Règlements de comptes dans les prétoires à Limoges: AGN, une franchise d'avocats cassant les prix sur le marché français depuis 2012, attaque devant l'Autorité de la concurrence et la Cour d'appel l'Ordre des avocats local qui refuse de l'inscrire au barreau.

Selon l'Ordre de Limoges, le concept d'AGN, qui dispose déjà de quatorze agences dans huit différents barreaux de France, n'est tout simplement "pas conforme à la déontologie".

La firme, elle, crie à l'"entente concurrentielle". "Quatre interdictions ont été prononcées contre nous: implantation, exercice, recrutement et ouverture d’un site internet. Comme si internet s’arrêtait aux frontières de Limoges", ironise Me Philippe Charles, co-fondateur d’AGN.

Inspiré du modèle anglo-saxon, AGN entend rompre avec les cabinets d'avocats traditionnels en ouvrant par exemple des pas de porte avec vitrine, et en proposant des prestations de droit dans les grands domaines de la vie quotidienne (travail, famille, immobilier, affaires) facturées au forfait. "Comme dans une agence bancaire ou une société de service", affirme Me Paul Fourastier, 34 ans, porteur du projet d'ouverture de l'agence de la discorde à Limoges.

Fondé par Philippe Charles et Frédéric Moréas, du barreau de Paris, également enseignants à HEC, AGN a été accepté dans huit barreaux, dont Paris, où l'ordre a "longuement audité notre concept avant de conclure qu'il était conforme et innovant", affirme Me Charles.

Mais avec ses calculatrices gratuites d'indemnité de rupture de contrat ou sa procédure de divorce par consentement mutuel en ligne facturée moins de 1.000 euros, la marque agace certains confrères.

Du coté de l’Ordre des avocats de Limoges, sollicité par l'AFP, la ligne officielle est "pas de commentaire", conformément aux consignes du bâtonnier Abel-Henri Pleinevert.

- Conflit générationnel ? -

Sous couvert d'anonymat toutefois, les critiques des avocats limougeauds fusent.

"AGN prétend démocratiser le droit quand la maison de l'avocat dispense chaque année quelque 1.500 consultations, sans condition de ressources, gratuites et anonymes", lance l'un d'eux.

"Leur +magasin+ n'offre aucune discrétion: quid pour une femme qui voudrait se renseigner sur le divorce, si elle est vue par les collègues de son mari? Et quid de l'indépendance financière d’un jeune avocat et de sa liberté de refuser une affaire absurde ou non plaidable quand, avant même de se rémunérer, il doit remonter à la franchise plus de 10% de son chiffre?", interroge un autre.

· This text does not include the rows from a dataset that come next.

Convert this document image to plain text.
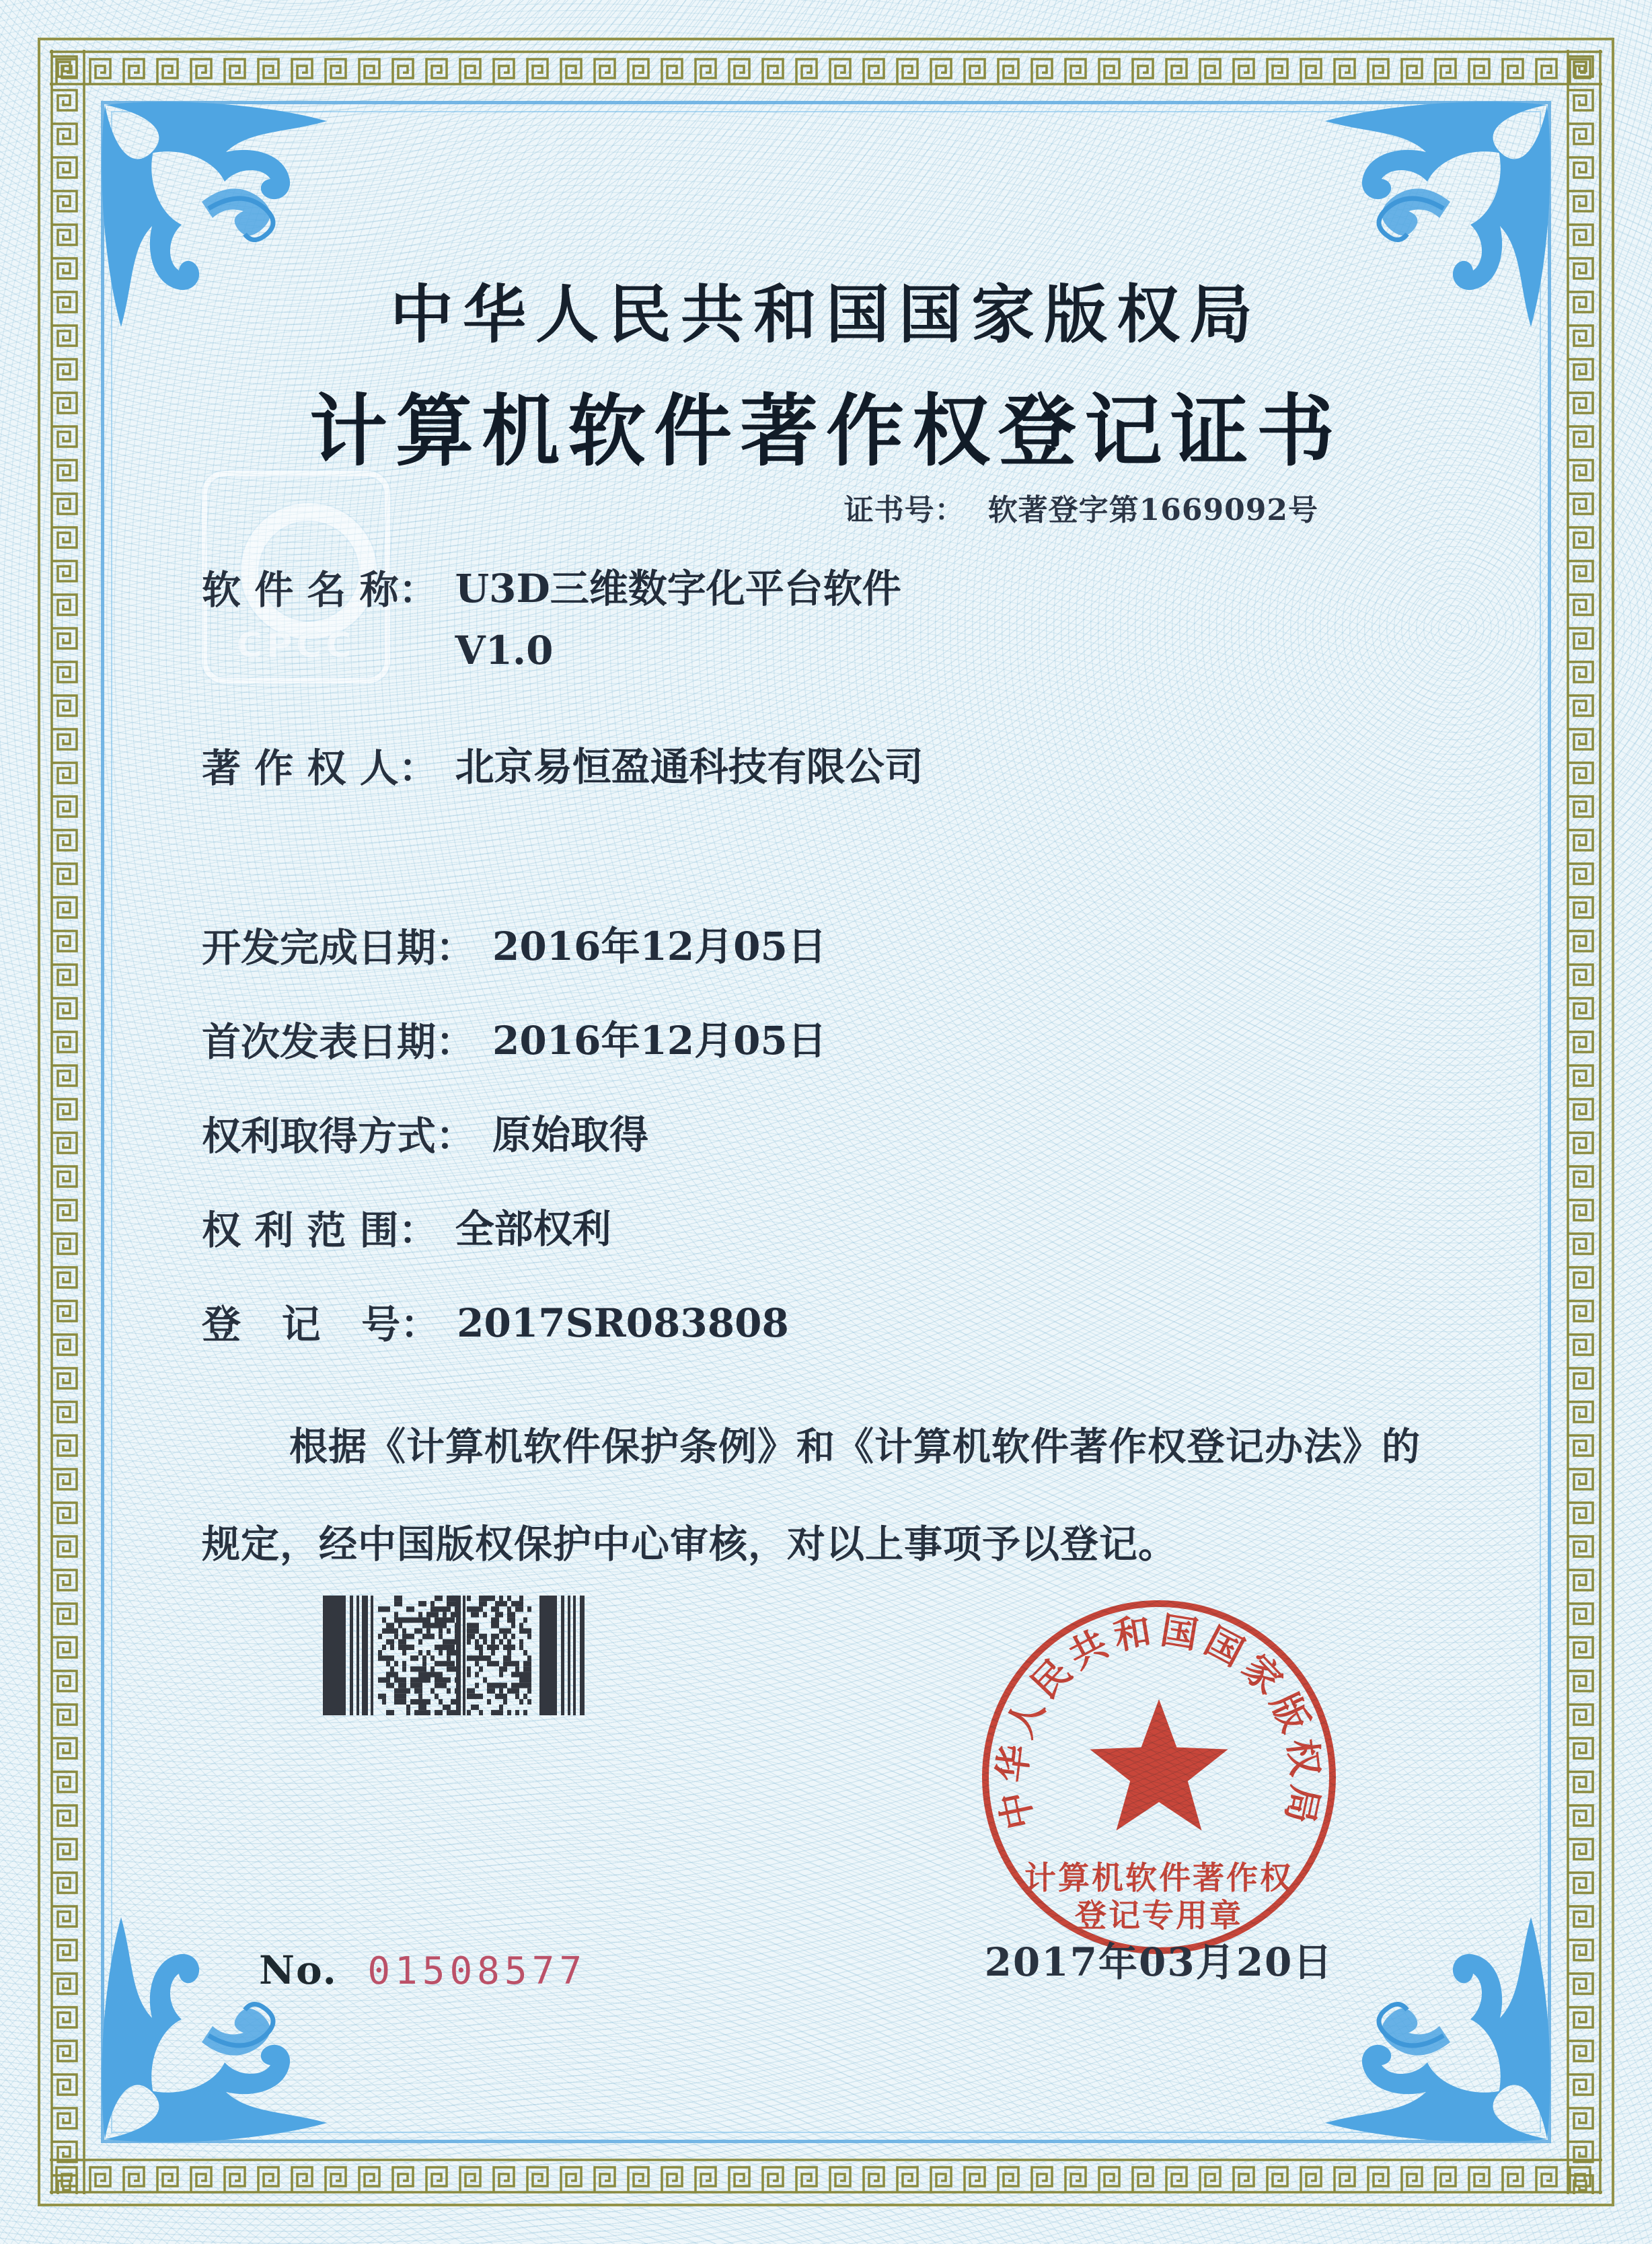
CPCC
中华人民共和国国家版权局
计算机软件著作权登记证书
证书号： 软著登字第1669092号
软 件 名 称： U3D三维数字化平台软件
V1.0
著 作 权 人： 北京易恒盈通科技有限公司
开发完成日期： 2016年12月05日
首次发表日期： 2016年12月05日
权利取得方式： 原始取得
权 利 范 围： 全部权利
登   记   号： 2017SR083808
根据《计算机软件保护条例》和《计算机软件著作权登记办法》的
规定，经中国版权保护中心审核，对以上事项予以登记。
中华人民共和国国家版权局
计算机软件著作权
登记专用章
2017年03月20日
No. 01508577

"La révolution numérique a tout changé", rétorque Philippe Charles, pour qui "AGN défend la profession face aux sites qui proposent des services juridiques en ligne délivrés par des non avocats, donc non soumis à la déontologie."

Empêchée de prêter serment par l'interdiction délivrée par l'Ordre, Emilie Robelin, 28 ans, recrutée par AGN, s’estime mise au ban injustement. Avec sa collègue Emilie Tabaraud, stagiaire-avocate, elles regrettent "un conflit générationnel" et revendiquent une "approche +business compatible+ avec la déontologie".

En position d'arbitre moral dans cette lutte fratricide, le Conseil national des barreaux (CNB), sans réel pouvoir décisionnaire, est tiraillé par des dissensions internes. Ces difficultés sont "révélatrices d'évolutions des modes d'exercice de notre profession" d'avocat qui "suscitent comme toujours des tensions", a commenté auprès de l'AFP Christiane Féral-Schuhl, présidente du CNB.

Pour elle, "le mode d'exercice d'AGN ne pose pas de difficulté sous réserve que les règles de déontologie soient respectées". Mais "le CNB n'a pas à intervenir dans les décisions prises par les bâtonniers"...

Saisies par AGN, la Cour d'appel et l'Autorité de la concurrence ne devraient pas rendre leur décision avant plusieurs mois.